The recent kidnap of four oil workers from the Colombian subsidiary of a Chinese chemical company has highlighted a growing threat facing Chinese corporations who are expanding into higher risk territories in the global race to secure mineral resources, oil and gas.
Rapid Chinese expansion into politically or socially unstable countries in Africa, the Middle East and Latin America is inevitable. In fact, the Chinese Ministry of Commerce declared a 36.3% rise in foreign investment by that country’s companies in 2010, totaling a whopping $59bn. This leaves foreign national employees increasingly exposed to a whole range of new risks including kidnap for ransom and political or civil unrest.
With corporate due diligence around employee safety rising up Board agendas, I travelled with the Special Contingency Risks(SCR) team to Beijing a few weeks ago to present to over 220 representatives from major state oil, gas and mining companies on the risk of land-based kidnap and evacuation and the insurance solutions available to them.
Kidnap of Chinese Foreign Nationals Doubles
I told delegates at the event that between January 2009 and June 2011, Control Risks recorded a total of 25 cases involving Chinese nationals and 65 Chinese victims. According to a report from the specialist risk consultancy: “The number of cases involving Chinese nationals, and indeed their proportion of the total number of foreign nationals abducted, almost doubled in 2010 and remained high during the first six months of 2011.”
There were some looks of surprise in the audience when I put up the slide below which illustrates the current top ten kidnap territories according to Control Risks. The countries highlighted in red – eight out of the top ten – are the ones where there is significant Chinese direct foreign investment.
Arab Spring Evacuations
It’s not only land-based kidnaps affecting Chinese migrant workers, but political unrest too. No where was this more evident than in Libya when the Chinese government had to evacuate over 30,000 nationals who were caught up in the Arab Spring. By contrast the UK and US together had just over 1,000 citizens in Libya.
Delegates at our seminar in Beijing expressed concern during question time that the level of information available to risk managers on the evolving situation on the ground during the uprisings in the Middle East and North Africa was insufficient.
Some commented that their company’s response to the crisis had to be reactive rather than strategic.
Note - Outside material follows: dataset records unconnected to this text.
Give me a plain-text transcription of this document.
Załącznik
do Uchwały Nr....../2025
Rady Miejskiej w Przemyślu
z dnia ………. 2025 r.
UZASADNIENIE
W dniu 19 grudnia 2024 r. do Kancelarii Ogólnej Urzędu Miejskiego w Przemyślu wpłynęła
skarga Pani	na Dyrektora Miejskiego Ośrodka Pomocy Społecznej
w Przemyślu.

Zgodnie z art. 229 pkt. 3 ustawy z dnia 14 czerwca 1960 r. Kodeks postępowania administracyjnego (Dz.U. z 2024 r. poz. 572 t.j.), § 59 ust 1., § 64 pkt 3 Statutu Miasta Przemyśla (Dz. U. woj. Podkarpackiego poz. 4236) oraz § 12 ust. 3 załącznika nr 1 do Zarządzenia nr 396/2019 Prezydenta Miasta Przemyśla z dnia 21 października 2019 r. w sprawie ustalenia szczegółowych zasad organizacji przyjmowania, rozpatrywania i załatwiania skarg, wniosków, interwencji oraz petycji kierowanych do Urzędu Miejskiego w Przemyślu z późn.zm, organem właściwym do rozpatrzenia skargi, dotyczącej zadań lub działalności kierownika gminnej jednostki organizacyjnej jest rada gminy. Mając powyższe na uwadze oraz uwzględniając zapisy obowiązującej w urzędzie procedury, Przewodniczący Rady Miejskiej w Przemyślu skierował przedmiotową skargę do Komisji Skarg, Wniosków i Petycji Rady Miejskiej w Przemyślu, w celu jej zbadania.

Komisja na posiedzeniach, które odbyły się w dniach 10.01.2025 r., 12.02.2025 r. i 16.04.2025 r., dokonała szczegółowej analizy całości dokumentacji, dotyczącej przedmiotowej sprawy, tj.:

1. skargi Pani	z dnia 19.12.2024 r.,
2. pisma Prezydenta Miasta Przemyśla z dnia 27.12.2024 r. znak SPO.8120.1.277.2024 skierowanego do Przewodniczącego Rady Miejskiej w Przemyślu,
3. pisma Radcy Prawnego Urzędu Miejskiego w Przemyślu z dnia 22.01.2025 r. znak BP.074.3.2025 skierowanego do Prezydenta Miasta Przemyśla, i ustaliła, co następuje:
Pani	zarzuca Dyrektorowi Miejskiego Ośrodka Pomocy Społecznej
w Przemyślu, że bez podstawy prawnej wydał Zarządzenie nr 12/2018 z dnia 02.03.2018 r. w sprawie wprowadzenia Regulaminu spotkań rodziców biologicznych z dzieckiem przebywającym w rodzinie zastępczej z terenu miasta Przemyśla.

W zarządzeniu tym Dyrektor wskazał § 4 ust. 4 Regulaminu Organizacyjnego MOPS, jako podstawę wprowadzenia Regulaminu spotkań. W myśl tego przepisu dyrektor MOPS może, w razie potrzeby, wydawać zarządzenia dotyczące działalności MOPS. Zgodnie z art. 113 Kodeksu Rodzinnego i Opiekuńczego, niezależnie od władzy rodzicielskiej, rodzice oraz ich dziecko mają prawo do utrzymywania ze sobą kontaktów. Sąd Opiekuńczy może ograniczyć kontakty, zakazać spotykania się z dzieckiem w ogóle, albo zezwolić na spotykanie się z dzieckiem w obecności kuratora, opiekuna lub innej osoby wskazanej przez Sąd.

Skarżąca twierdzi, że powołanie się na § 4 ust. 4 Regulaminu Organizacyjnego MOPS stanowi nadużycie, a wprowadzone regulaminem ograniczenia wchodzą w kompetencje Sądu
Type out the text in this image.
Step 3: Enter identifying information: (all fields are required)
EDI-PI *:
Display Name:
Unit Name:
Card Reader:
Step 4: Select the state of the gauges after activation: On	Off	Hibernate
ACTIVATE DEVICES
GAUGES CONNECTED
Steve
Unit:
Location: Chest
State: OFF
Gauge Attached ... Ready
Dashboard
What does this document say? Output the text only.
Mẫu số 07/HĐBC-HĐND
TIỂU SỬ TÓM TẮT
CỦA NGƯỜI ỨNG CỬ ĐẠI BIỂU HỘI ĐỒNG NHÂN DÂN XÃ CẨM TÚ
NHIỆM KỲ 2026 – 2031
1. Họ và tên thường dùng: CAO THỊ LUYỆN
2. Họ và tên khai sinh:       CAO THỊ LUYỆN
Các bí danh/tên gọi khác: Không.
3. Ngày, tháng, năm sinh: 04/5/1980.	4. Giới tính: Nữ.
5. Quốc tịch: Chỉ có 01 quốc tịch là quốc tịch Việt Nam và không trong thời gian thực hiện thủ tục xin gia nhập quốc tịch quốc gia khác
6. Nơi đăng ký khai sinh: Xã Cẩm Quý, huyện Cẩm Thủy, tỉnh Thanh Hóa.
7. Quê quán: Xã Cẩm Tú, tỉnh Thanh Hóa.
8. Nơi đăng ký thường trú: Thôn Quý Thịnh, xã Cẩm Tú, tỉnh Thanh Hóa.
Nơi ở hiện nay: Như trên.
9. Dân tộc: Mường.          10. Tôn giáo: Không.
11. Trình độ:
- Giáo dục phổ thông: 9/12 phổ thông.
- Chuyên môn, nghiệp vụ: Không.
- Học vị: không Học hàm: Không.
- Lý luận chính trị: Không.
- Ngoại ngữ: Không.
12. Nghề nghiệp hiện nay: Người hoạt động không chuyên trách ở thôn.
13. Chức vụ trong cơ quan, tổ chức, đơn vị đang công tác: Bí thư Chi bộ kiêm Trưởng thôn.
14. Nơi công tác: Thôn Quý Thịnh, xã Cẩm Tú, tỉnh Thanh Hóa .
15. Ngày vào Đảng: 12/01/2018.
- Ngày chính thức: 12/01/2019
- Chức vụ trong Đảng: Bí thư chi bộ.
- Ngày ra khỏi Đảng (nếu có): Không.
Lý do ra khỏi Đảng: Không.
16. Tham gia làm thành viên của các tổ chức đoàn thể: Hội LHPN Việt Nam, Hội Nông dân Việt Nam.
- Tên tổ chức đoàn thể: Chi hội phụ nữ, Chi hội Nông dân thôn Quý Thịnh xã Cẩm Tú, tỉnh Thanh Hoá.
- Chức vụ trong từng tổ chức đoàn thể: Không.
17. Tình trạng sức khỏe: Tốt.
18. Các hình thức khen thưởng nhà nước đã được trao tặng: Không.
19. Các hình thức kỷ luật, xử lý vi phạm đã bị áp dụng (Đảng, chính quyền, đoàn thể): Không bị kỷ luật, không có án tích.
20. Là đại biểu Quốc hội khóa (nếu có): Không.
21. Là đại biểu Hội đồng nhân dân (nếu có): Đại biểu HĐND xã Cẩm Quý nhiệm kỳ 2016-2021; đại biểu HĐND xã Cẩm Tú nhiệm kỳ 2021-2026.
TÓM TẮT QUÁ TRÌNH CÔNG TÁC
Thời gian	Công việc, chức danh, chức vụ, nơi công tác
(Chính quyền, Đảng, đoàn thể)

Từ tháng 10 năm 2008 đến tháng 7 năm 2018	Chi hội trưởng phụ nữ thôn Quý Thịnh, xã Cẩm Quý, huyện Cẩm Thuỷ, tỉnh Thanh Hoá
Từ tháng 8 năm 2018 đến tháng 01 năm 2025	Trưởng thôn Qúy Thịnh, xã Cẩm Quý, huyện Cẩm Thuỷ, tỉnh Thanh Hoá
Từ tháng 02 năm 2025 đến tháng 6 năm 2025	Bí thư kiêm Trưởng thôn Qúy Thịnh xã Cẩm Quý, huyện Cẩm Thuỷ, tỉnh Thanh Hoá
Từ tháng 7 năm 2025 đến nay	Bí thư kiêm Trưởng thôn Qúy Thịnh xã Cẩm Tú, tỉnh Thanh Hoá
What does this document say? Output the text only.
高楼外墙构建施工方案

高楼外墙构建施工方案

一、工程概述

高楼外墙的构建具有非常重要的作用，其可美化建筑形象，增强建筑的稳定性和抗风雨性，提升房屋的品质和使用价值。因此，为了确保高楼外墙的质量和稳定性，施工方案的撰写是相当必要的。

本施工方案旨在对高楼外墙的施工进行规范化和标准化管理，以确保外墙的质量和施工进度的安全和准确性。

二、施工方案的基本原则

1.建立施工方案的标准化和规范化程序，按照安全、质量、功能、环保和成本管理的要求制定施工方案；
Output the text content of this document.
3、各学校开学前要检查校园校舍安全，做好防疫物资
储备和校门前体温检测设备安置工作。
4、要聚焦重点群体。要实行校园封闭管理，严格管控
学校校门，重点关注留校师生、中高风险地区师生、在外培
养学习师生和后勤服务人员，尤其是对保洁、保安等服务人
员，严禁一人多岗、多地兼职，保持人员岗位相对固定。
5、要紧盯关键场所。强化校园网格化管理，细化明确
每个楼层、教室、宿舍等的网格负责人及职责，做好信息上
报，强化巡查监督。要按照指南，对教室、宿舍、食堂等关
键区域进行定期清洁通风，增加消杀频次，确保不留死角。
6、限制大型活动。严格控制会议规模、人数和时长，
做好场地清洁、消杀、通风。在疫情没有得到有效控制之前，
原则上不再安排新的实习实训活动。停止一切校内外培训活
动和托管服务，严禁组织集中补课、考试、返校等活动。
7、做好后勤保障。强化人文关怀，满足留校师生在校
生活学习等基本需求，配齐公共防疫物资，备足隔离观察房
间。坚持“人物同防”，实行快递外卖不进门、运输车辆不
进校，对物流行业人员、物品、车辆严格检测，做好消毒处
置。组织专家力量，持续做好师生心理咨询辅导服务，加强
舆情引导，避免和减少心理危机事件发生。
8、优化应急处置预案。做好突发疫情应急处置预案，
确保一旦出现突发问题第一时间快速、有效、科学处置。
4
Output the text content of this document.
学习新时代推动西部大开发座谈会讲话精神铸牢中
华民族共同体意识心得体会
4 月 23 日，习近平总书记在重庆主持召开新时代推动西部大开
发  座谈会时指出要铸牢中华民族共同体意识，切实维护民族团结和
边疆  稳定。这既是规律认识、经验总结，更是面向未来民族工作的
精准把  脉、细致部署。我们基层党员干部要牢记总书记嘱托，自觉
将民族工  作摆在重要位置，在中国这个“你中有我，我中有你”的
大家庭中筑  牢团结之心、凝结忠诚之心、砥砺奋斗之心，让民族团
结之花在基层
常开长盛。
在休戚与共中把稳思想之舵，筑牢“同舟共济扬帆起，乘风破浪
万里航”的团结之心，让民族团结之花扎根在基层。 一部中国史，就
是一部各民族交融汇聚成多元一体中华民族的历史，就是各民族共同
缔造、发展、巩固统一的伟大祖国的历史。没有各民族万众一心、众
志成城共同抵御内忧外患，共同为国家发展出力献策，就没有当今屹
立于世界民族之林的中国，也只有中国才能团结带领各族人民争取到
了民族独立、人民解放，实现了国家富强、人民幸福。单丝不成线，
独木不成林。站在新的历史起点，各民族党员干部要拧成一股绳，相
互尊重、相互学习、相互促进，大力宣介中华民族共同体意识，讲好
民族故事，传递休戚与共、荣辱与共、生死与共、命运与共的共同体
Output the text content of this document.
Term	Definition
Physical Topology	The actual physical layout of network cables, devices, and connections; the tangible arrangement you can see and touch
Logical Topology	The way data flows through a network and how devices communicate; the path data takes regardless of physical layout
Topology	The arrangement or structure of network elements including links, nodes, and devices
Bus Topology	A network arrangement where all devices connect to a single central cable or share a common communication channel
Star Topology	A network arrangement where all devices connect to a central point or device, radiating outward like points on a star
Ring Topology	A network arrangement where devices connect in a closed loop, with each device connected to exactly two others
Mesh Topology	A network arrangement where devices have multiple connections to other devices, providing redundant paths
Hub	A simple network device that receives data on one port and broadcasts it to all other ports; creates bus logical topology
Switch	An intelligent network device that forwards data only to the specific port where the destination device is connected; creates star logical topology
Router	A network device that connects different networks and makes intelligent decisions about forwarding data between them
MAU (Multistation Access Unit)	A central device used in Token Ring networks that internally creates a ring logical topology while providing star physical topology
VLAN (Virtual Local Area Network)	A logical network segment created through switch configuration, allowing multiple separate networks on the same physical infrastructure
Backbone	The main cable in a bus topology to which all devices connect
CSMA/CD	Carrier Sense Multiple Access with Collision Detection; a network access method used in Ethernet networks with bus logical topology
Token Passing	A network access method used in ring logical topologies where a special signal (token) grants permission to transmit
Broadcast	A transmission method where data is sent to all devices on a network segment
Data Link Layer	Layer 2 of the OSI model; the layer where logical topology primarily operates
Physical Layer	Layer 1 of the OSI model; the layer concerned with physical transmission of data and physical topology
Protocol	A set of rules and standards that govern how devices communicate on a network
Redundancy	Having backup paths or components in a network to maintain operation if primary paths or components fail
This was a topic which SCR had much to input in terms of how we were able to assist clients who faced similar issues.
Food for Thought
As China goes global, it’s not only the politically unstable areas in which they are investing that present problems, but also the fact that closer relationships with foreign partners raises the potential for discrepancies between “people risk” priorities and insurance programs that could see Chinese foreign nationals fall through the cracks.